The most basic form of H100 will be the mezzanine version in SXM form factor, but as an add-in card it will come as the H100 CNX "Converged Accelerator." Basically, the card includes an H100 GPU as well as one of NVIDIA's own ConnectX-7 dual-port Infiniband adapters. The GPU connects to the NIC using PCIe 5, while the NIC connects to the host using PCIe Gen 4. The idea is that it's more important for the accelerators in a node to be able to talk to each other with the lowest latency and highest throughput possible.
Naturally, there's a new DGX system to accompany this launch, christened DGX H100. This fourth generation of NVIDIA's supercomputing module is extremely similar to the previous-generation DGX A100; mostly, it swaps out the eight A100 GPUs for eight SXM H100 accelerators, giving it fully 32 petaFLOPS of 8-bit compute. The DGX SuperPOD, then, combines 32 DGX systems for a total of 1 exaFLOP of AI inferencing horsepower.
NVIDIA says that the latest DGX SuperPOD will allow its supercomputing customers to "scale as large as needed in 32-node increments." Indeed, that seems to be the basis for the Eos Supercomputer blueprint which piles together some 18 SuperPODs, comprising 576 DGX H100 systems, linking together 4,608 H100 GPUs.

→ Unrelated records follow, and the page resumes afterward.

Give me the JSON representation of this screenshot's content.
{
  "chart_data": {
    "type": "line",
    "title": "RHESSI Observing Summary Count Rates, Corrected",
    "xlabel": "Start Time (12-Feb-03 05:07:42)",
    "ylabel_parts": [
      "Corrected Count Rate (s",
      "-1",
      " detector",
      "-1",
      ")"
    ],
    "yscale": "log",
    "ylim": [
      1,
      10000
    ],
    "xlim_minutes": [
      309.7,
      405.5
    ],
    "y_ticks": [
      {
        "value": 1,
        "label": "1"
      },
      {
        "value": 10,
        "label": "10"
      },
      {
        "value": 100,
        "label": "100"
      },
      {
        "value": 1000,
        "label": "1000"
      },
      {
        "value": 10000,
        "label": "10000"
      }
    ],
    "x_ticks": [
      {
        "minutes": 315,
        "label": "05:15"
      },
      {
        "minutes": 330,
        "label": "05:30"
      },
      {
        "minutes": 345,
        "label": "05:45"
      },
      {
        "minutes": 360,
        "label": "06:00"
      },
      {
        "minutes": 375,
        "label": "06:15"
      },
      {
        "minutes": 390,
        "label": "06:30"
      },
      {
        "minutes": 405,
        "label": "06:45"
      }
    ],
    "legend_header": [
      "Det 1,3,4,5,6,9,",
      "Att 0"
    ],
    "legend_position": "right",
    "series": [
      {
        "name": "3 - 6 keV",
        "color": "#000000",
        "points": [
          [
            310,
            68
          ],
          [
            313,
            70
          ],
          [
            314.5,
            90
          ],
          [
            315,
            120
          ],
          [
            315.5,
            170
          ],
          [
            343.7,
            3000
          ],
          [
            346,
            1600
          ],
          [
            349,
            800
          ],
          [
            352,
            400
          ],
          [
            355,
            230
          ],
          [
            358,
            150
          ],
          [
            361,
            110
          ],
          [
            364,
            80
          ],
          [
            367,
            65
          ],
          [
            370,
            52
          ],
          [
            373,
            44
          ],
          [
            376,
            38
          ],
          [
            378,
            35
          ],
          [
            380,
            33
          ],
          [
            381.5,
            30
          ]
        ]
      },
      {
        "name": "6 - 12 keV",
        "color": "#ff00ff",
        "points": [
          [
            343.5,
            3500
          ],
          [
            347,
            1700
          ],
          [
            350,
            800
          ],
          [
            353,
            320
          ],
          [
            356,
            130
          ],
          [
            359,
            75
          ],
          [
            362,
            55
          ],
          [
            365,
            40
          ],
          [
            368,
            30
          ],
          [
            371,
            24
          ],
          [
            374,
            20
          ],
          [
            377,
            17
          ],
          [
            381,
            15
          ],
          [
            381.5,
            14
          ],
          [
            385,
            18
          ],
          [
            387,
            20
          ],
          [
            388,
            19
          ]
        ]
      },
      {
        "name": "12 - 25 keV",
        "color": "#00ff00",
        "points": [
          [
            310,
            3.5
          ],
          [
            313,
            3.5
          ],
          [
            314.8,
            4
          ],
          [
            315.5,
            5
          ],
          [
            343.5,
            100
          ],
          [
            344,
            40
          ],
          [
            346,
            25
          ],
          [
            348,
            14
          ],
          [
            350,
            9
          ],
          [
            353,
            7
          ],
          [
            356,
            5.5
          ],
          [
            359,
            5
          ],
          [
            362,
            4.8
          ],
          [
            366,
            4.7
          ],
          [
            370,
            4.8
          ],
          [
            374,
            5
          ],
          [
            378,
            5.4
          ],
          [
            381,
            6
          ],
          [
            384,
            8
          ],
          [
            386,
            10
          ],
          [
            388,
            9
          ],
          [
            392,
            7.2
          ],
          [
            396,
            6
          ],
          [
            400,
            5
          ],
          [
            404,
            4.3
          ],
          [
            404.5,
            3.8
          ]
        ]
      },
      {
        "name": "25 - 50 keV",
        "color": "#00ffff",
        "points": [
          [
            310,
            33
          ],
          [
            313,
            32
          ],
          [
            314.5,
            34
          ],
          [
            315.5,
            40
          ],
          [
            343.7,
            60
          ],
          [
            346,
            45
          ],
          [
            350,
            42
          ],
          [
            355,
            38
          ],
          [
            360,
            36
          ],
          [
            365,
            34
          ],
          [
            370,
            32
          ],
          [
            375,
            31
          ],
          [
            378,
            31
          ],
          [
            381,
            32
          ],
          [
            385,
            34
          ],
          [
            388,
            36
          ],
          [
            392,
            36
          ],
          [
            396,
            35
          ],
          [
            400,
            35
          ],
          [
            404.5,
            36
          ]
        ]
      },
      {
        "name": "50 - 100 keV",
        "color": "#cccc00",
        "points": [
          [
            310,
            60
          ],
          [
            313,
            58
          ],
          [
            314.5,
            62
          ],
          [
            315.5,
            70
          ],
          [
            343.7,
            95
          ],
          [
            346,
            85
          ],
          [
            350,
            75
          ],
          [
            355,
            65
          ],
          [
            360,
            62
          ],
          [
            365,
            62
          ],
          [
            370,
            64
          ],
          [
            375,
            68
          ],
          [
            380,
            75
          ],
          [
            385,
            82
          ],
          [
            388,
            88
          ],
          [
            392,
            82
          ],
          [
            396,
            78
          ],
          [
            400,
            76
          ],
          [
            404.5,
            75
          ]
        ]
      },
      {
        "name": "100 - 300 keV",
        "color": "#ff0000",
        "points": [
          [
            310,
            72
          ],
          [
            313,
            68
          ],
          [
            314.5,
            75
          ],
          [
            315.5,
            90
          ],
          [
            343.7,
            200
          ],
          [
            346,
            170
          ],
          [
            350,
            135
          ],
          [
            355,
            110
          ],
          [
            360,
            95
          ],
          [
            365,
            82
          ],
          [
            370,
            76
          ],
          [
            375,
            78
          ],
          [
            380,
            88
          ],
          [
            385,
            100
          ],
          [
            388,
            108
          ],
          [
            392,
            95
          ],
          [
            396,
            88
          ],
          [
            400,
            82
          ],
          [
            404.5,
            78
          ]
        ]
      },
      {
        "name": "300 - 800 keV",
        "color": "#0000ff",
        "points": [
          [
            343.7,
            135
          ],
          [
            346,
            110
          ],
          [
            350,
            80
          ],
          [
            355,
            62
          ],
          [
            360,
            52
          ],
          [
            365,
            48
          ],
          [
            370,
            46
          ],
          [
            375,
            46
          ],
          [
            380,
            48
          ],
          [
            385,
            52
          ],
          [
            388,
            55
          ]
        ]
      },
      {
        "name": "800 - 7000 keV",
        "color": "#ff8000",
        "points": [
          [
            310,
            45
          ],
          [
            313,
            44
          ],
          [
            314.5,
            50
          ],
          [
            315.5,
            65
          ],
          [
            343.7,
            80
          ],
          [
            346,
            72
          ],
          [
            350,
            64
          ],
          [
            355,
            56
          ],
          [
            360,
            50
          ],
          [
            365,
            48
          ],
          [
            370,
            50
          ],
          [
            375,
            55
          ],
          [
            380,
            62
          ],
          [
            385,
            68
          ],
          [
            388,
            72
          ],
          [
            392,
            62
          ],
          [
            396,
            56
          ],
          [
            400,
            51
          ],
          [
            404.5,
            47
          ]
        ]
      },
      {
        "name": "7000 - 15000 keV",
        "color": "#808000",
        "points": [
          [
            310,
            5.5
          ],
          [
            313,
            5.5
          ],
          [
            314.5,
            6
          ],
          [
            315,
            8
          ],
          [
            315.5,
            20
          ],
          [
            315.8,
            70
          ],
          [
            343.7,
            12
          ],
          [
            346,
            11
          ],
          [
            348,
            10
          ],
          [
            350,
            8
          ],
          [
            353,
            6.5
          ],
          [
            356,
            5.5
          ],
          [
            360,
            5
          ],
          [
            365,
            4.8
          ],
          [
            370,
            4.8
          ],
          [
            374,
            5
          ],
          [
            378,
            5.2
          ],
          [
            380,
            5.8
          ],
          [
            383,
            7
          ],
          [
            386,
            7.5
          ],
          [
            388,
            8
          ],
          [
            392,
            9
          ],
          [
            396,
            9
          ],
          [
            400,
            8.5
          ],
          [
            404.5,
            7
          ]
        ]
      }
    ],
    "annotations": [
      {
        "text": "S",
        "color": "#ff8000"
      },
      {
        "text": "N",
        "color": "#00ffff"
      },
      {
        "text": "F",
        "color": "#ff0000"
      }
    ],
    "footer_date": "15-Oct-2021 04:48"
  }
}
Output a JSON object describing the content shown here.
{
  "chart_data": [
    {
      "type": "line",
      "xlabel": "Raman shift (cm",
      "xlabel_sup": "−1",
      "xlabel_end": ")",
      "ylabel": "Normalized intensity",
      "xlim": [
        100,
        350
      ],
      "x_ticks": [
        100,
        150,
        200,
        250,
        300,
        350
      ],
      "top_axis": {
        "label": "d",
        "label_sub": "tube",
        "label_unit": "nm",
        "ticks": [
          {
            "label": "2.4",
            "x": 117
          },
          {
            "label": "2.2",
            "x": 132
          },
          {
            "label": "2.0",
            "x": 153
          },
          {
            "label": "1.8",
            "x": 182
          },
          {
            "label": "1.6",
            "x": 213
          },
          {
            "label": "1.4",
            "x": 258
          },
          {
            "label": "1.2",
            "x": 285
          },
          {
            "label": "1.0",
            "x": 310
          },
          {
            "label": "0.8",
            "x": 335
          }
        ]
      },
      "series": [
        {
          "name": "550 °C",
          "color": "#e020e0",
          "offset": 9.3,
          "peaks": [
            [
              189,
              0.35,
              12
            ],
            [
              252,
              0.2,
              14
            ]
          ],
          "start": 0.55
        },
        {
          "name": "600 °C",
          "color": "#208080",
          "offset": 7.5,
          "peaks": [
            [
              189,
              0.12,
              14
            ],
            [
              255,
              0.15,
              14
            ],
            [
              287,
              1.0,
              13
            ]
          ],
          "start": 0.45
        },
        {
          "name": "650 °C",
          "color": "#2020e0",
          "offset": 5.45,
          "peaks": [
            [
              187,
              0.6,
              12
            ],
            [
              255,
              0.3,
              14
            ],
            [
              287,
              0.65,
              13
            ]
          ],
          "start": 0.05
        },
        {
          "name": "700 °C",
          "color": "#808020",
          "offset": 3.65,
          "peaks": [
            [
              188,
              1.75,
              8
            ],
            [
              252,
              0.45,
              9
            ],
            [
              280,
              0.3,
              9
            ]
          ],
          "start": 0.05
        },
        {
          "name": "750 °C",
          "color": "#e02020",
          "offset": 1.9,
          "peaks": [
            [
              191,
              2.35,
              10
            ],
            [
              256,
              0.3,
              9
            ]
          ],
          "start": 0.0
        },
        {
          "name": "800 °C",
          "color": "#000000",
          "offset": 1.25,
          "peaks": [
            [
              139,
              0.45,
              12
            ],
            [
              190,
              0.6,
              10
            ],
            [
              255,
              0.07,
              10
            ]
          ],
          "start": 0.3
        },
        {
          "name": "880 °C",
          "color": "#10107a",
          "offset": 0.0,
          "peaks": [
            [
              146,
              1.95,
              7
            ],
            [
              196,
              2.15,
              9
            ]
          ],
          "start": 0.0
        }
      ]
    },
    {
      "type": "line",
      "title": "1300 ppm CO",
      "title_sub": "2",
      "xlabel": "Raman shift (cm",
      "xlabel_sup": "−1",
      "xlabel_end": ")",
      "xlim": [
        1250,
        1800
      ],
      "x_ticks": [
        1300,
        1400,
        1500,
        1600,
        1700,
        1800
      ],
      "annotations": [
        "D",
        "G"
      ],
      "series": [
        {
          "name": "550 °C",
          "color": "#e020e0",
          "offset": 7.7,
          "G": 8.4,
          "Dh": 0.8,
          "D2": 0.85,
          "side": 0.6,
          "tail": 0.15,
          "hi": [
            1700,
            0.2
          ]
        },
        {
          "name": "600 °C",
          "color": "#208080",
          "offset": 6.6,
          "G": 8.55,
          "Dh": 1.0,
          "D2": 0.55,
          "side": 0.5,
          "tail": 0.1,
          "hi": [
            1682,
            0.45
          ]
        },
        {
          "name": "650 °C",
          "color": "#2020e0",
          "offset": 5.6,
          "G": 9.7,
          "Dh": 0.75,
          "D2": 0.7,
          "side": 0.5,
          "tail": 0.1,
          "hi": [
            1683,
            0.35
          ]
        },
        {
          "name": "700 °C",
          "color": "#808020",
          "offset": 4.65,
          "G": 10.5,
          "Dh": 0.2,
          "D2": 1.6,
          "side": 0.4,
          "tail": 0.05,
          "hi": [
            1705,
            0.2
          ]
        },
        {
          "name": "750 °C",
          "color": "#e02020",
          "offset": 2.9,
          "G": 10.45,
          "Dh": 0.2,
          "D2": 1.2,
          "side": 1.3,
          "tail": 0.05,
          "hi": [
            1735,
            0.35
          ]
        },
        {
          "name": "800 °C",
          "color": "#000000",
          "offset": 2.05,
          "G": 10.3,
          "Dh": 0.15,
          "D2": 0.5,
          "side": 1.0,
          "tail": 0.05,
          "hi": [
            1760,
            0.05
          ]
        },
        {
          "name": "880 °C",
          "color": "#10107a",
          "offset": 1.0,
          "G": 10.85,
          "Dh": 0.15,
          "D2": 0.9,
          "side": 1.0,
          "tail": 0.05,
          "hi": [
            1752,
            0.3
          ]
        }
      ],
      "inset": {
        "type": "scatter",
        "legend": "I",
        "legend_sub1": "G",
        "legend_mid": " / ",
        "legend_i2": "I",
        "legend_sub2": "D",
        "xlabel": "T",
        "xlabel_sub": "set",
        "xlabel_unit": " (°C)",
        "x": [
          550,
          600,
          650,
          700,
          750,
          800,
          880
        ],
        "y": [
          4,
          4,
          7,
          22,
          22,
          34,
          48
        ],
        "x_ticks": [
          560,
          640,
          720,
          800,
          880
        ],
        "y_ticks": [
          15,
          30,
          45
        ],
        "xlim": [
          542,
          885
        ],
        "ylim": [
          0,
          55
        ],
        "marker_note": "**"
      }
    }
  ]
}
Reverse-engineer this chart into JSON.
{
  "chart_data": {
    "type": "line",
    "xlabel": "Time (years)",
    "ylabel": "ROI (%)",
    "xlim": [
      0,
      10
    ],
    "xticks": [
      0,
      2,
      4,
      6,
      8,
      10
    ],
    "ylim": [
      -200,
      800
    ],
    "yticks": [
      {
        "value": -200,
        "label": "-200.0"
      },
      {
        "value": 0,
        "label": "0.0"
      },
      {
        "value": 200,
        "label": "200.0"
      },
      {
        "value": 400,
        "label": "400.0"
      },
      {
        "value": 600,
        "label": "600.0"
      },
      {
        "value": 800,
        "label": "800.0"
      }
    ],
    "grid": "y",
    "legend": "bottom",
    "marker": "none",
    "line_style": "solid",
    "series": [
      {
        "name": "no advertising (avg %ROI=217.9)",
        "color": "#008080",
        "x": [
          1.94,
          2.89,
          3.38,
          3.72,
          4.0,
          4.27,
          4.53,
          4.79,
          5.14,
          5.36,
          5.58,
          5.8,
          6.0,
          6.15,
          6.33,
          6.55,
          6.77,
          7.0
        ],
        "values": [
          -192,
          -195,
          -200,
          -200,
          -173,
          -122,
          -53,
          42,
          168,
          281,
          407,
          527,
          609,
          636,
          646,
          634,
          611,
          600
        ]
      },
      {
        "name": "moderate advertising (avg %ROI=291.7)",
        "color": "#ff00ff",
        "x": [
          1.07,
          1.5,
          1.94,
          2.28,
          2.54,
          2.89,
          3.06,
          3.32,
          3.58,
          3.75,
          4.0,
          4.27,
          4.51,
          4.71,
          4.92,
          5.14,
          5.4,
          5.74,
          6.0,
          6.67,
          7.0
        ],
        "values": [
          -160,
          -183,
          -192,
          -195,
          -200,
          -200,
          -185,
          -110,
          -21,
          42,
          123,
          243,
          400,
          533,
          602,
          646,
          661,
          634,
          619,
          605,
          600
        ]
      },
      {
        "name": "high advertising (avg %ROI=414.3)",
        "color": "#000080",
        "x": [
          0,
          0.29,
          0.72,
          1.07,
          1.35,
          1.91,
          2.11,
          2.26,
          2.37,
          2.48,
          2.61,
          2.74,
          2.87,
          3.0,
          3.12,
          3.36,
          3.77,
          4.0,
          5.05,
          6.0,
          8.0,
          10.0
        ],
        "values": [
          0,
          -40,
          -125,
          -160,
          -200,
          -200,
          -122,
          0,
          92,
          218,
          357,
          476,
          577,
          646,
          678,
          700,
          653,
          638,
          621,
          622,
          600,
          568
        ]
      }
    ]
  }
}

None of this is coming to retail, of course. Despite NVIDIA's claims that it wants H100 "at every scale," most of the products in this announcement are really aimed squarely at governments and large research organizations (generally subsidized by governments) that need the absolute maximum in number-crunching compute power. As such, NVIDIA didn't provide any pricing data. All of these products are in "if you have to ask, you can't afford it" territory.
The House That GeForce Built did say that H100 is in production already, and gave a date for availability of these products, too. If you're after the latest and greatest in AI acceleration hardware, start pinging your vendor in Q3 of this year.